È importante specificare che per diventare consulente della protezione sociale INPS bisogna avere la laurea. Nel dettaglio, serve la laurea magistrale/specialistica (LM/LS) in una delle seguenti discipline:

  • finanza (LM-16 o 19/S);
  • ingegneria gestionale (LM-31 o 34/S);
  • relazioni internazionali (LM-52 o 60/S);
  • scienze dell’economia (LM-56 o 64/S);
  • scienze della politica (LM-62 o 70/S);
  • scienze delle pubbliche amministrazioni (LM-63 o 71/S);
  • scienze economiche per l’ambiente e la cultura (LM-76 o 83/S);
  • scienze economico-aziendali (LM-77 o 84/S);
  • scienze per la cooperazione allo sviluppo (LM-81 o 88/S);
  • scienze statistiche (LM-82);
  • metodi per l’analisi valutativa dei sistemi complessi (48/S);
  • statistica demografica e sociale (90/S);
  • statistica economica finanziaria ed attuariale (91/S);
  • statistica per la ricerca sperimentale (92/S);
  • scienze statistiche attuariali e finanziarie (LM-83);
  • servizio sociale e politiche sociali (LM-87);
  • programmazione e gestione delle politiche e dei servizi sociali (57/S); sociologia e ricerca sociale (LM-88);
  • sociologia (89/S);
  • metodi per la ricerca empirica nelle scienze sociali (49/S);
  • studi europei (LM-90 o 99/S);
  • giurisprudenza (LMG-01 o 22/S);
  • teoria e tecniche della normazione e dell’informazione giuridica (102/S).

Va bene anche un diploma di laurea vecchio ordinamento corrispondente a una delle predette lauree magistrali.

Ovviamente vengono anche richiesti i requisiti generalmente previsti per la partecipazione ai concorsi pubblici (vedi ad esempio il godimento dei diritti civili e politici), mentre non vengono previsti limiti di età. Non vi sono altri requisiti necessari ai fini della partecipazione al concorso, come ad esempio il possesso dell’attestato B2 per la conoscenza della lingua inglese (il livello sarà comunque accertato durante il concorso).

Concorso che si compone di varie prove: una preselettiva, due scritti e un orale, su materie vertenti le mansioni che si andranno a svolgere.
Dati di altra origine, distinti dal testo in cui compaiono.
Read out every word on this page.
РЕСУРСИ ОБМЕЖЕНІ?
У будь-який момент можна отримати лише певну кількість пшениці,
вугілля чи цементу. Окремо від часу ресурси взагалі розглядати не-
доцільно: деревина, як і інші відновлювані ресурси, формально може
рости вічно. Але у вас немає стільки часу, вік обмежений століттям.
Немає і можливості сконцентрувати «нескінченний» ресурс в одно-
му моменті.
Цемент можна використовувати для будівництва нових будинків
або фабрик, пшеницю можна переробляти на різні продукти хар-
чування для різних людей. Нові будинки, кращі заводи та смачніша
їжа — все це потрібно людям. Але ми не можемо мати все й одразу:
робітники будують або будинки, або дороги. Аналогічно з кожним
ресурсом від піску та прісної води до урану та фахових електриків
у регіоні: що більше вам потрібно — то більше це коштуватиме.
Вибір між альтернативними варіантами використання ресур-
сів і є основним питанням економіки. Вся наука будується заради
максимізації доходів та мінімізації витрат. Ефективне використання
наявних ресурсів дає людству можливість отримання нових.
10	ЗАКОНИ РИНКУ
Tra le materie da approfondire segnaliamo scienza delle finanze, economia del lavoro, economia politica, diritto civile, bilancio e contabilità pubblica.
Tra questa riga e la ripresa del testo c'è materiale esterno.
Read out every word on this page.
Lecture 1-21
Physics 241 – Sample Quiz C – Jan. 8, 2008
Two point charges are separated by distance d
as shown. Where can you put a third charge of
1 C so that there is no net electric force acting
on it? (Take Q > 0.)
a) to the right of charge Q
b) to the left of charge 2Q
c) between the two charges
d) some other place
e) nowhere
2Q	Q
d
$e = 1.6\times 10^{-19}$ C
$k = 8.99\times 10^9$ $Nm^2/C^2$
Concorso INPS: di cosa si occupano i consulenti per la protezione sociale?

Nell’accordo con cui è stata istituita la nuova figura professionale del consulente per la protezione sociale operativo presso l’INPS, si legge che questo si occupa di:

Figura strutturalmente inserita nei processi produttivi, in grado di gestire problematiche di particolare complessità.

Svolge, in ottica di problem solving, funzioni di produzione e di consulenza, orientata al presidio di competenze di natura strettamente istituzionale e, segnatamente, di attività mirate a garantire alti livelli di prestazioni in ambito assistenziale e previdenziale.

Volendo semplificare, si tratta di personale destinato a svolgere attività di produzione e di consulenza agli utenti in diversi uffici.

Quanto guadagnano i consulenti per la protezione sociale?

Per quanto riguarda l’inquadramento, i vincitori del concorso saranno inquadrati con la qualifica di consulenti di protezione sociale e come funzionari di Area C, posizione economica C1; tradotto, uno stipendio di circa 21 mila euro lordi.